Many companies offer an employer match up to a certain percentage of your contributions.  This is free money and you should never say no to the company match.  For example, if your company offers a 4% match on your contributions, you should be contributing at minimum 4% of your paycheck into your 401K.  Saying no to an employer match is like turning down a pay raise.  When starting off, I recommend slowly increasing your 401K contributions by 1% at a time.  If you increase your contributions by 1% every month, you will hardly notice the difference in your paycheck – and by the end of the year, you will now have a 12% contribution rate.  If you find yourself struggling to manage on that 1% increased paycheck deduction, then you can dial it back for your next paycheck.

Generally, 401Ks should not be accessed until you are 59.5 years old or you may be subject to a 10% withdrawal penalty as well as income taxes.  There are several ways to access the money sooner without penalty (and less taxes) such as through a Roth Conversion Ladder or with Substantially Equal Periodic Payments (SEPP).  See this Mad Fientist post for much more detail explaining how to access your retirement funds early.       

Automate your investment contributions
Vanguard makes it easy to set automatic contributions into your IRA, taxable or 529 accounts, with minimum purchase amounts as low as $50.  You can set your contribution rate to coincide with payday, that way a portion of your paycheck automatically gets invested.  You can also set your investment contributions to take place at the beginning of the month, every 2 weeks, or any other schedule that suits you.  This removes the discipline it takes to regularly invest in all market conditions. 

Why automatic investment contributions are so important
The market is volatile, and no one can consistently predict which direction the market will go on any given day.  If the market is going up, you may be tempted to avoid investing.  If the market is going down, you may be tempted to over invest.  Automatic investing simplifies your investing so you don’t over-think your investment timing.  Studies consistently find that those who dance in and out of the market end up performing far worse than those that just stay the course.  Fidelity investments did a study of the portfolios that performed the best from 2003 to 2013.  They found that the best performing accounts were from investors who were dead! 

Saving more doesn’t just mean spending less on something
When many people brag about saving, they like to say things like “I saved 20% off this new outfit,” or “I used this coupon to save $20 off this pair of headphones.”  Don’t forget that when you save money on purchases, it’s just spending less money and still decreasing your account balance.  If you spend all your time trying to chase the best deals out there, you will spend more time exposed to marketers trying to get you to buy more stuff.  Don’t let getting 50% off of something turn into paying 50% more for something you may not have needed.  Browsing deal sites regularly exposes you to so many other deals on things you didn’t even know you wanted.  Instead of trying to resist the pressure of advertisements and sales trying to get you to consume, avoid being exposed to marketing in the first place. 

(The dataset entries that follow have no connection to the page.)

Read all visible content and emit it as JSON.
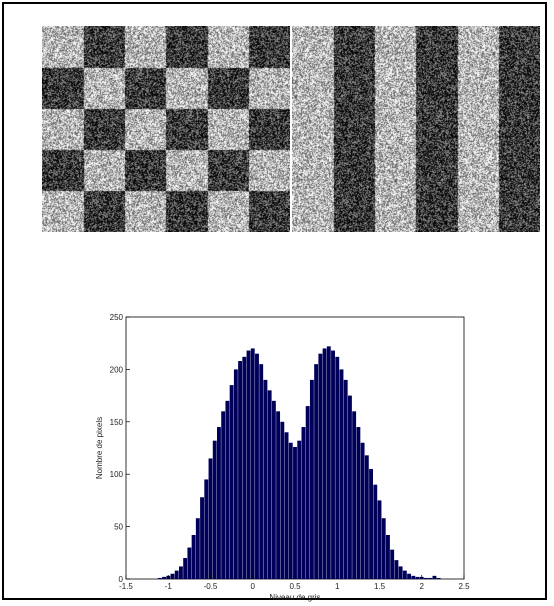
{
  "images": {
    "left": {
      "pattern": "checkerboard",
      "rows": 5,
      "cols": 6,
      "colors": {
        "dark": "#2b2b2b",
        "light": "#c8c8c8"
      }
    },
    "right": {
      "pattern": "vertical-stripes",
      "stripes": 6,
      "colors": {
        "dark": "#2b2b2b",
        "light": "#c8c8c8"
      }
    }
  },
  "chart_data": {
    "type": "bar",
    "title": "",
    "xlabel": "Niveau de gris",
    "ylabel": "Nombre de pixels",
    "xlim": [
      -1.5,
      2.5
    ],
    "ylim": [
      0,
      250
    ],
    "xticks": [
      "-1.5",
      "-1",
      "-0.5",
      "0",
      "0.5",
      "1",
      "1.5",
      "2",
      "2.5"
    ],
    "yticks": [
      "0",
      "50",
      "100",
      "150",
      "200",
      "250"
    ],
    "bar_color": "#00005a",
    "grid": false,
    "x": [
      -1.1,
      -1.05,
      -1,
      -0.95,
      -0.9,
      -0.85,
      -0.8,
      -0.75,
      -0.7,
      -0.65,
      -0.6,
      -0.55,
      -0.5,
      -0.45,
      -0.4,
      -0.35,
      -0.3,
      -0.25,
      -0.2,
      -0.15,
      -0.1,
      -0.05,
      0,
      0.05,
      0.1,
      0.15,
      0.2,
      0.25,
      0.3,
      0.35,
      0.4,
      0.45,
      0.5,
      0.55,
      0.6,
      0.65,
      0.7,
      0.75,
      0.8,
      0.85,
      0.9,
      0.95,
      1,
      1.05,
      1.1,
      1.15,
      1.2,
      1.25,
      1.3,
      1.35,
      1.4,
      1.45,
      1.5,
      1.55,
      1.6,
      1.65,
      1.7,
      1.75,
      1.8,
      1.85,
      1.9,
      1.95,
      2,
      2.05,
      2.1,
      2.15,
      2.2
    ],
    "values": [
      1,
      2,
      3,
      5,
      8,
      12,
      20,
      30,
      42,
      58,
      78,
      95,
      115,
      132,
      145,
      160,
      170,
      185,
      200,
      208,
      212,
      218,
      220,
      215,
      205,
      190,
      180,
      170,
      160,
      150,
      140,
      130,
      126,
      132,
      145,
      165,
      190,
      205,
      215,
      220,
      222,
      218,
      212,
      200,
      190,
      175,
      160,
      145,
      130,
      118,
      105,
      90,
      75,
      58,
      42,
      28,
      18,
      12,
      8,
      5,
      3,
      2,
      2,
      1,
      1,
      3,
      1
    ]
  }
}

Instead of thinking “how can I buy this item on sale?” consider “do I need this item at all?”  Buy what you need, when you need it and don’t obsess about the costs.  You’ll save much more this way in the long run.

Bottom line
The formula for financial success is an easy one: earn more, spend less, and invest the difference.  Hiding money from yourself can work wonders to increasing your saving and investing rate.  I track all of my spending with Mint and ClearCheckbook.  I track all of our investments with Personal Capital.  We are currently saving 50% of our income and investing much of that savings.  Our goal is to save 75% of our income.  Start now and work on slowly increasing the amount you save and invest.  Your future self will thank you.